Anyway my first sortie was to the Ariege to make surveys of a couple of caves, thus reducing the unsurveyed caves from 400 to 398 making a total of 802 surveyed (sounded daft to me). They turned out to be two very pleasant caves.  Prehistoric and historic in that there were artefacts and bear scratches fossilised in the calcite and also an inscription left by a French Prime Minister in 1923. Hurray!  The size of the largest approached that of G.B. only that the inclination was horizontal (if you see what I mean).  I was so taken with it as a spectacle that I went back two weeks later with Ann and my boys.  The youngest, Philip aged 4, clutching a candle in one hand and me in the other said, “I love this cave”, while Jonathan was quite uneasy at the thought of meeting Cave Bears face to face in a small passage, and secretly I sympathised with him. Good old Prehistoric Man!
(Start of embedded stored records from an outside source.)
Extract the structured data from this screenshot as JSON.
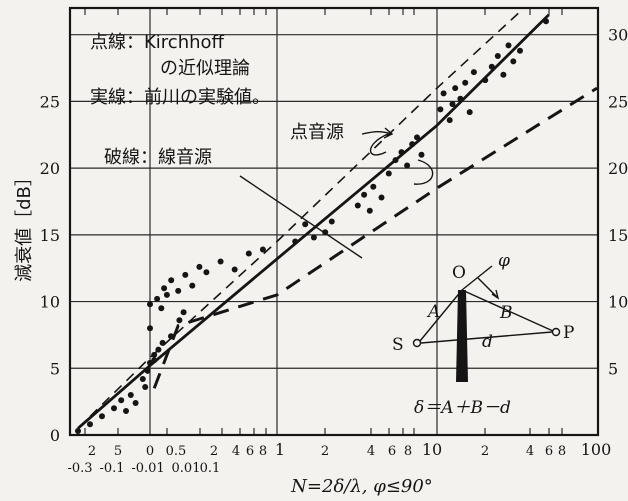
{
  "chart_data": {
    "type": "scatter",
    "xlabel": "N=2δ/λ,  φ≤90°",
    "ylabel": "減衰値［dB］",
    "ylim": [
      0,
      32
    ],
    "y_ticks": [
      0,
      5,
      10,
      15,
      20,
      25
    ],
    "y_ticks_right": [
      5,
      10,
      15,
      20,
      25,
      30
    ],
    "x_scale": "log-symmetric",
    "x_ticks_top": [
      "2",
      "5",
      "0",
      "0.5",
      "2",
      "4",
      "6",
      "8",
      "1",
      "2",
      "4",
      "6",
      "8",
      "10",
      "2",
      "4",
      "6",
      "8",
      "100"
    ],
    "x_ticks_bottom": [
      "-0.3",
      "-0.1",
      "-0.01",
      "0.01",
      "0.1"
    ],
    "legend_notes": {
      "dotted_label": "点線：Kirchhoff",
      "dotted_label_2": "の近似理論",
      "solid_label": "実線：前川の実験値。",
      "dashed_label": "破線：線音源",
      "point_label": "点音源"
    },
    "inset": {
      "O": "O",
      "S": "S",
      "P": "P",
      "A": "A",
      "B": "B",
      "d": "d",
      "phi": "φ",
      "formula": "δ＝A＋B－d"
    },
    "series": [
      {
        "name": "点音源",
        "type": "line",
        "style": "solid",
        "points": [
          [
            -0.3,
            0.5
          ],
          [
            0,
            5.2
          ],
          [
            1,
            13.2
          ],
          [
            10,
            23.2
          ],
          [
            50,
            31.5
          ]
        ]
      },
      {
        "name": "Kirchhoff",
        "type": "line",
        "style": "dashed-thin",
        "points": [
          [
            -0.3,
            0.5
          ],
          [
            0,
            5.8
          ],
          [
            1,
            14.5
          ],
          [
            10,
            26.0
          ],
          [
            35,
            32.0
          ]
        ]
      },
      {
        "name": "線音源",
        "type": "line",
        "style": "dashed-thick",
        "points": [
          [
            0.01,
            3.5
          ],
          [
            0.3,
            8.2
          ],
          [
            1,
            10.5
          ],
          [
            10,
            18.5
          ],
          [
            100,
            26.0
          ]
        ]
      },
      {
        "name": "前川の実験値",
        "type": "scatter",
        "points": [
          [
            -0.3,
            0.3
          ],
          [
            -0.25,
            0.8
          ],
          [
            -0.2,
            1.4
          ],
          [
            -0.15,
            2.0
          ],
          [
            -0.12,
            2.6
          ],
          [
            -0.1,
            1.8
          ],
          [
            -0.08,
            3.0
          ],
          [
            -0.06,
            2.4
          ],
          [
            -0.03,
            4.2
          ],
          [
            -0.02,
            3.6
          ],
          [
            -0.01,
            4.8
          ],
          [
            0,
            5.4
          ],
          [
            0.01,
            6.0
          ],
          [
            0.01,
            5.6
          ],
          [
            0.02,
            6.4
          ],
          [
            0.03,
            6.9
          ],
          [
            0.05,
            7.4
          ],
          [
            0.07,
            8.6
          ],
          [
            0.08,
            9.2
          ],
          [
            0.1,
            9.8
          ],
          [
            0.1,
            8.0
          ],
          [
            0.15,
            10.2
          ],
          [
            0.18,
            9.5
          ],
          [
            0.2,
            11.0
          ],
          [
            0.22,
            10.5
          ],
          [
            0.25,
            11.6
          ],
          [
            0.3,
            10.8
          ],
          [
            0.35,
            12.0
          ],
          [
            0.4,
            11.2
          ],
          [
            0.45,
            12.6
          ],
          [
            0.5,
            12.2
          ],
          [
            0.6,
            13.0
          ],
          [
            0.7,
            12.4
          ],
          [
            0.8,
            13.6
          ],
          [
            0.9,
            13.9
          ],
          [
            1.3,
            14.5
          ],
          [
            1.5,
            15.8
          ],
          [
            1.7,
            14.8
          ],
          [
            2.0,
            15.2
          ],
          [
            2.2,
            16.0
          ],
          [
            3.2,
            17.2
          ],
          [
            3.5,
            18.0
          ],
          [
            3.8,
            16.8
          ],
          [
            4.0,
            18.6
          ],
          [
            4.5,
            17.8
          ],
          [
            5.0,
            19.6
          ],
          [
            5.5,
            20.6
          ],
          [
            6.0,
            21.2
          ],
          [
            6.5,
            20.2
          ],
          [
            7.0,
            21.8
          ],
          [
            7.5,
            22.3
          ],
          [
            8.0,
            21.0
          ],
          [
            10.5,
            24.4
          ],
          [
            11.0,
            25.6
          ],
          [
            12.0,
            23.6
          ],
          [
            12.5,
            24.8
          ],
          [
            13.0,
            26.0
          ],
          [
            14.0,
            25.2
          ],
          [
            15.0,
            26.4
          ],
          [
            16.0,
            24.2
          ],
          [
            17.0,
            27.2
          ],
          [
            20.0,
            26.6
          ],
          [
            22.0,
            27.6
          ],
          [
            24.0,
            28.4
          ],
          [
            26.0,
            27.0
          ],
          [
            28.0,
            29.2
          ],
          [
            30.0,
            28.0
          ],
          [
            33.0,
            28.8
          ],
          [
            48.0,
            31.0
          ]
        ]
      }
    ]
  }
}
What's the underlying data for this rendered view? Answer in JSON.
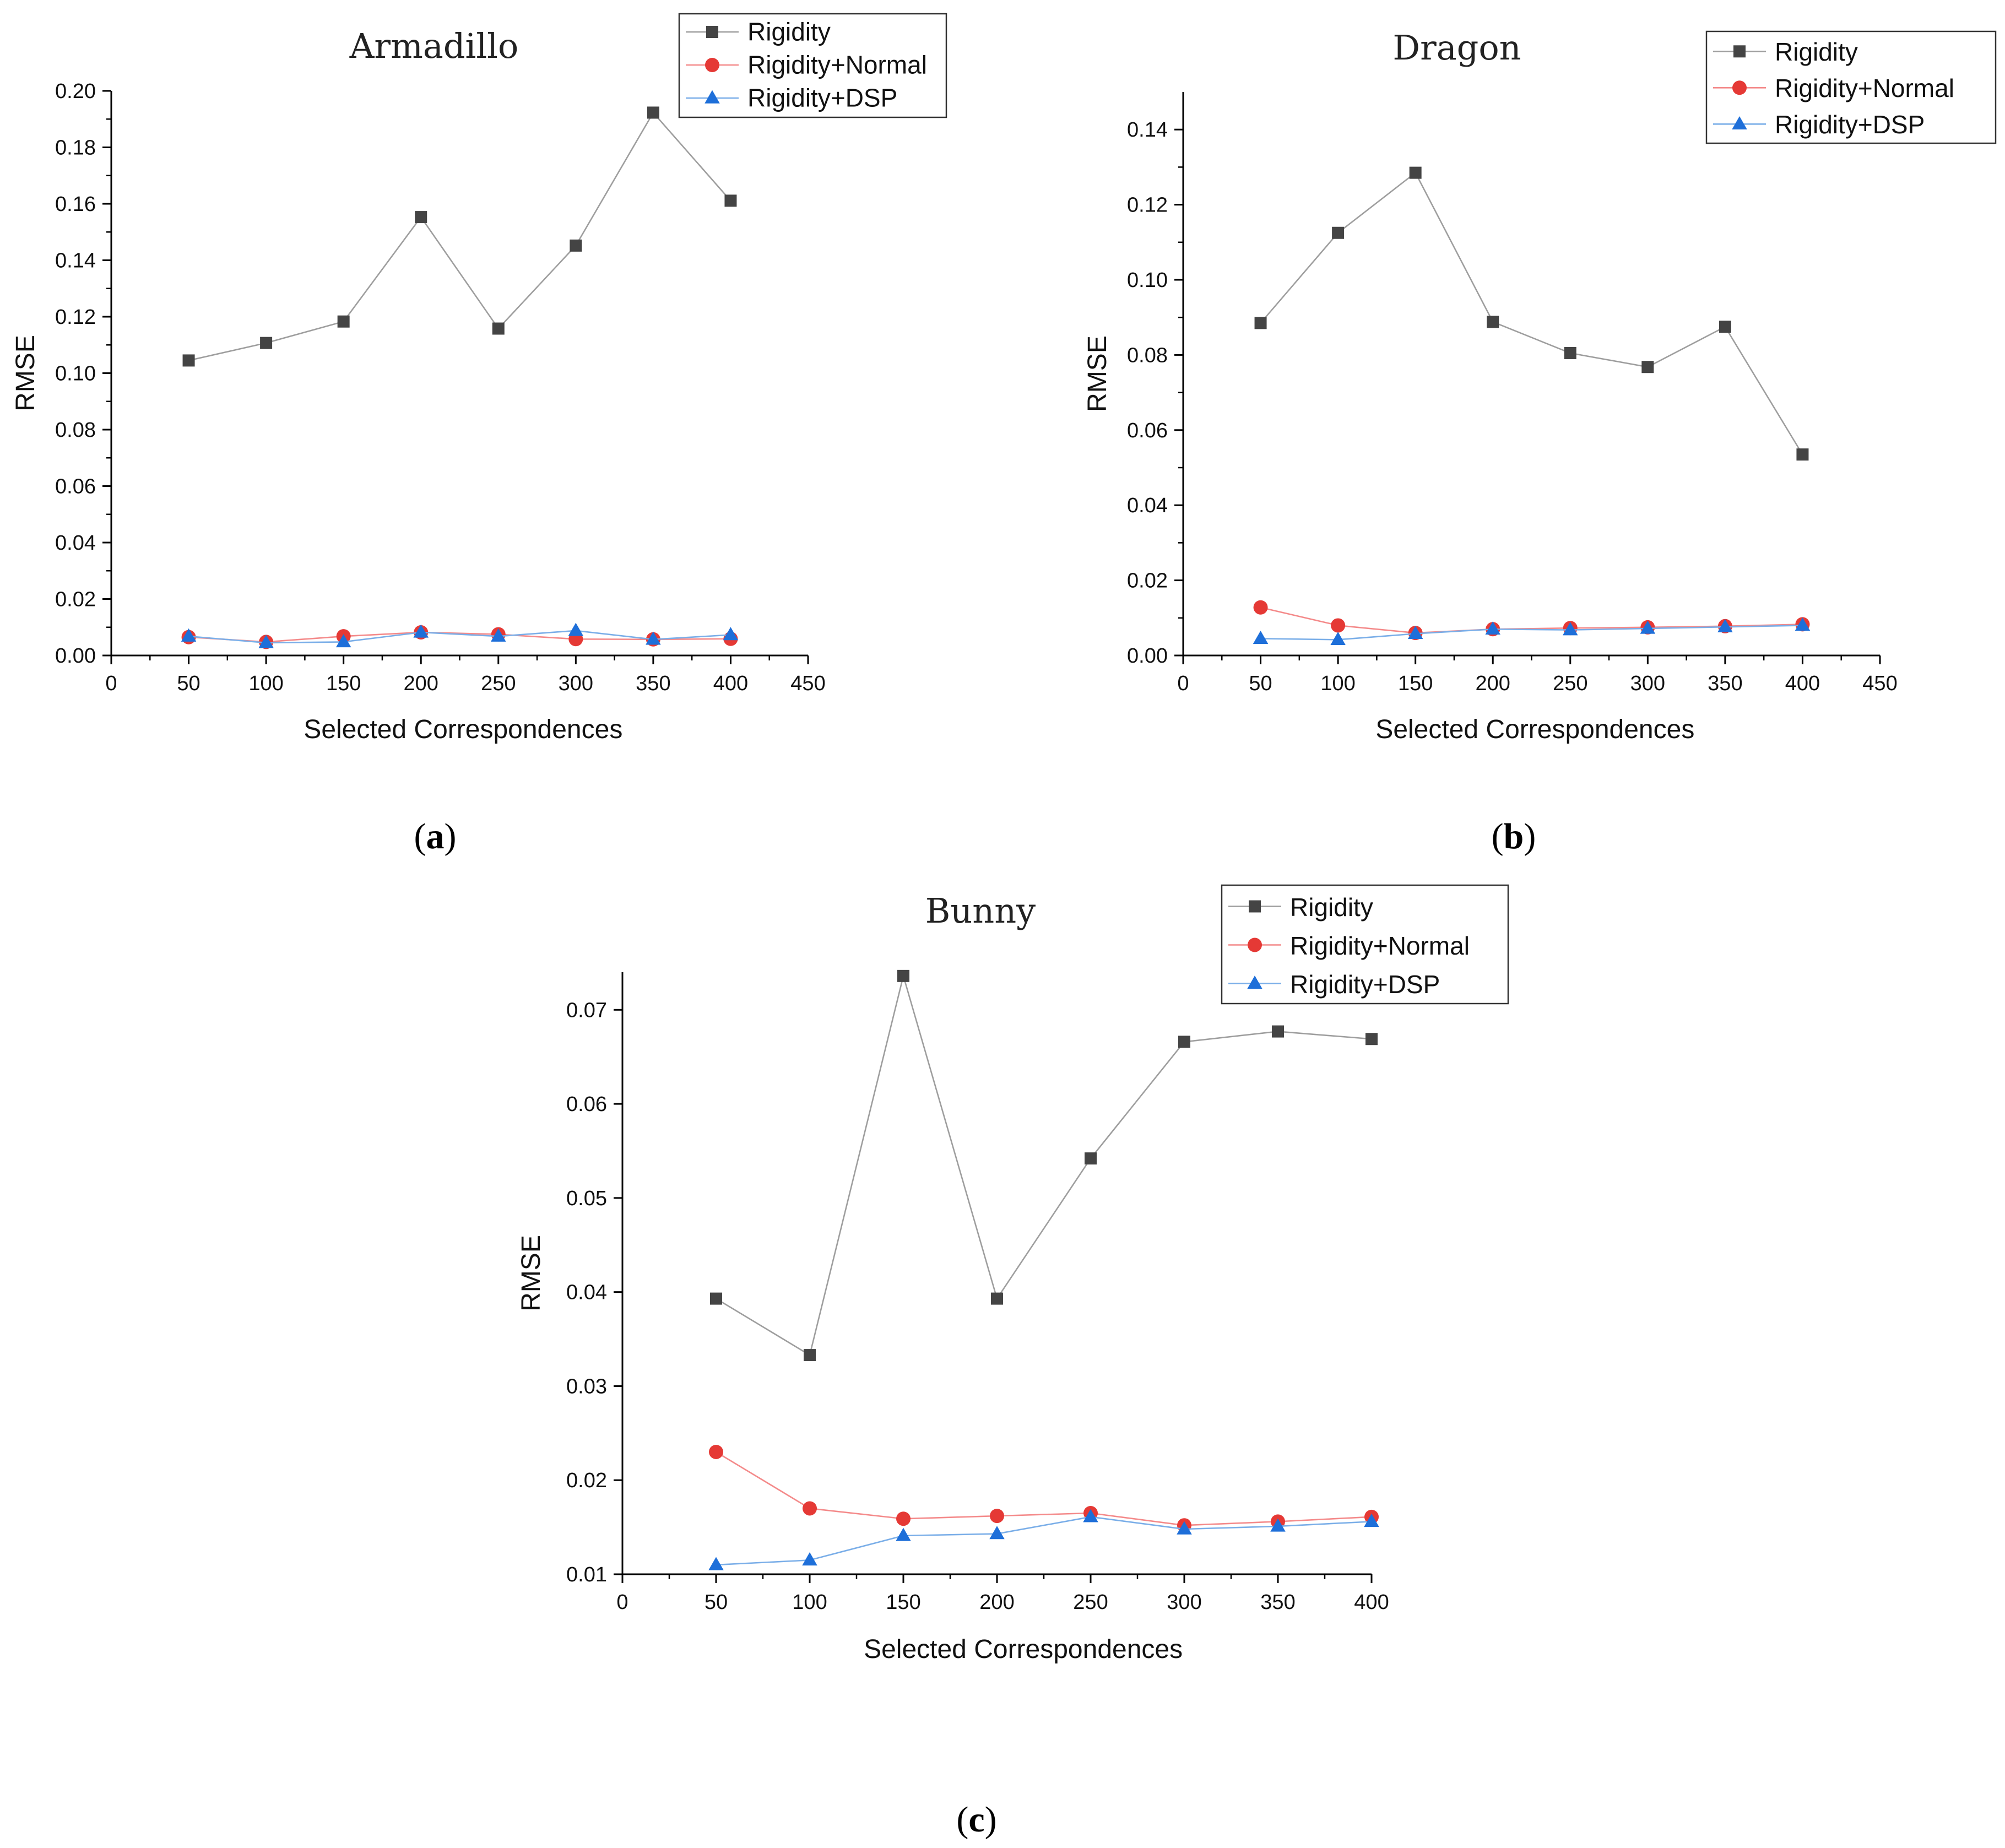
{
  "chart_data": [
    {
      "type": "line",
      "panel": "(a)",
      "panel_letter": "a",
      "title": "Armadillo",
      "xlabel": "Selected Correspondences",
      "ylabel": "RMSE",
      "xlim": [
        0,
        450
      ],
      "ylim": [
        0,
        0.2
      ],
      "x_ticks": [
        "0",
        "50",
        "100",
        "150",
        "200",
        "250",
        "300",
        "350",
        "400",
        "450"
      ],
      "y_ticks": [
        "0.00",
        "0.02",
        "0.04",
        "0.06",
        "0.08",
        "0.10",
        "0.12",
        "0.14",
        "0.16",
        "0.18",
        "0.20"
      ],
      "legend_position": "top-right",
      "x": [
        50,
        100,
        150,
        200,
        250,
        300,
        350,
        400
      ],
      "series": [
        {
          "name": "Rigidity",
          "color": "#444444",
          "line_color": "#9e9e9e",
          "marker": "square",
          "values": [
            0.1045,
            0.1107,
            0.1183,
            0.1553,
            0.1158,
            0.1452,
            0.1923,
            0.1611
          ]
        },
        {
          "name": "Rigidity+Normal",
          "color": "#e53935",
          "line_color": "#f48a8a",
          "marker": "circle",
          "values": [
            0.0065,
            0.0048,
            0.0068,
            0.0082,
            0.0075,
            0.0058,
            0.0057,
            0.0059
          ]
        },
        {
          "name": "Rigidity+DSP",
          "color": "#1e6fd9",
          "line_color": "#7aaee8",
          "marker": "triangle",
          "values": [
            0.0068,
            0.0045,
            0.0048,
            0.0082,
            0.0068,
            0.0088,
            0.0057,
            0.0073
          ]
        }
      ]
    },
    {
      "type": "line",
      "panel": "(b)",
      "panel_letter": "b",
      "title": "Dragon",
      "xlabel": "Selected Correspondences",
      "ylabel": "RMSE",
      "xlim": [
        0,
        450
      ],
      "ylim": [
        0,
        0.15
      ],
      "x_ticks": [
        "0",
        "50",
        "100",
        "150",
        "200",
        "250",
        "300",
        "350",
        "400",
        "450"
      ],
      "y_ticks": [
        "0.00",
        "0.02",
        "0.04",
        "0.06",
        "0.08",
        "0.10",
        "0.12",
        "0.14"
      ],
      "legend_position": "top-right",
      "x": [
        50,
        100,
        150,
        200,
        250,
        300,
        350,
        400
      ],
      "series": [
        {
          "name": "Rigidity",
          "color": "#444444",
          "line_color": "#9e9e9e",
          "marker": "square",
          "values": [
            0.0885,
            0.1125,
            0.1285,
            0.0888,
            0.0805,
            0.0768,
            0.0875,
            0.0535
          ]
        },
        {
          "name": "Rigidity+Normal",
          "color": "#e53935",
          "line_color": "#f48a8a",
          "marker": "circle",
          "values": [
            0.0128,
            0.008,
            0.006,
            0.007,
            0.0073,
            0.0075,
            0.0078,
            0.0083
          ]
        },
        {
          "name": "Rigidity+DSP",
          "color": "#1e6fd9",
          "line_color": "#7aaee8",
          "marker": "triangle",
          "values": [
            0.0045,
            0.0042,
            0.0058,
            0.007,
            0.0068,
            0.0072,
            0.0076,
            0.008
          ]
        }
      ]
    },
    {
      "type": "line",
      "panel": "(c)",
      "panel_letter": "c",
      "title": "Bunny",
      "xlabel": "Selected Correspondences",
      "ylabel": "RMSE",
      "xlim": [
        0,
        400
      ],
      "ylim": [
        0.01,
        0.074
      ],
      "x_ticks": [
        "0",
        "50",
        "100",
        "150",
        "200",
        "250",
        "300",
        "350",
        "400"
      ],
      "y_ticks": [
        "0.01",
        "0.02",
        "0.03",
        "0.04",
        "0.05",
        "0.06",
        "0.07"
      ],
      "legend_position": "top-right",
      "x": [
        50,
        100,
        150,
        200,
        250,
        300,
        350,
        400
      ],
      "series": [
        {
          "name": "Rigidity",
          "color": "#444444",
          "line_color": "#9e9e9e",
          "marker": "square",
          "values": [
            0.0393,
            0.0333,
            0.0736,
            0.0393,
            0.0542,
            0.0666,
            0.0677,
            0.0669
          ]
        },
        {
          "name": "Rigidity+Normal",
          "color": "#e53935",
          "line_color": "#f48a8a",
          "marker": "circle",
          "values": [
            0.023,
            0.017,
            0.0159,
            0.0162,
            0.0165,
            0.0152,
            0.0156,
            0.0161
          ]
        },
        {
          "name": "Rigidity+DSP",
          "color": "#1e6fd9",
          "line_color": "#7aaee8",
          "marker": "triangle",
          "values": [
            0.011,
            0.0115,
            0.0141,
            0.0143,
            0.0161,
            0.0148,
            0.0151,
            0.0156
          ]
        }
      ]
    }
  ]
}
Recently I spent the weekend caving.  We left Toulouse at 8.30 and at 10.00 met a team which had recently discovered a new pot.  The reason for Jauzion’s interest was that it occurred in an important position and promised to connect with another system.  The hole was reckoned to be an hour and a half’s trudge and we took with us about 200 metres of ladder.  I tried to look as though I was used to carrying all my gear plus two ladders when a native stopped with a great mucky cart pulled by two steaming oxen and offered to carry the gear part way.  The ladders and gear plopped into the manure in the cart.  I explained I needed to carry mine for exercise.  I suppose I’m too civilised.

At the pot, which looked like other pots, we ate lunch and started down about 13.00 hours.  There was quite a bit of twiddling around because the discoverers were obviously novices and during the pauses I demonstrated knots.  We didn’t like to interfere too much because it was their discovery but I found my patience running low later on when I realised that we were in for a 12 hour trip that need only have taken half the time!  The pot was finally bottomed at 160 metres (530ft.) where a way on seemed likely if persuaded.  Quite a successful trip in that surveying and geological observations confirmed a fault system on the required line.  We got to bed at 3.00 hours in the morning.

The next day was described as a potter round looking at possible sites.  So we climbed Trifan by the Heather Terrace (so to speak) and spent an hour before lunch in an enormous tunnel of a grotto boring straight into the mountain for 1,000ft. and ending in a lake..  Very scenic.  After lunch, taken under the huge arch of the entrance, and consisting of bags of fresh bread, pate, cheese, and more bottles of wine than blokes, we set off across the equivalent of the Glyder (though thoroughly wooded).  Lots and lots of possibilities which were marked with red bands for future investigation.

Incidentally. French picnics are dynamite.  I first learnt this on a skiing trip (no I didn’t break my leg Alfie). Before lunch I was skiing adequately but with great care.  After, I was brilliantly rushing up the lift and swishing down the slope feeling very good indeed.  But sort of sloshy inside!

                        Cheers, Kangy.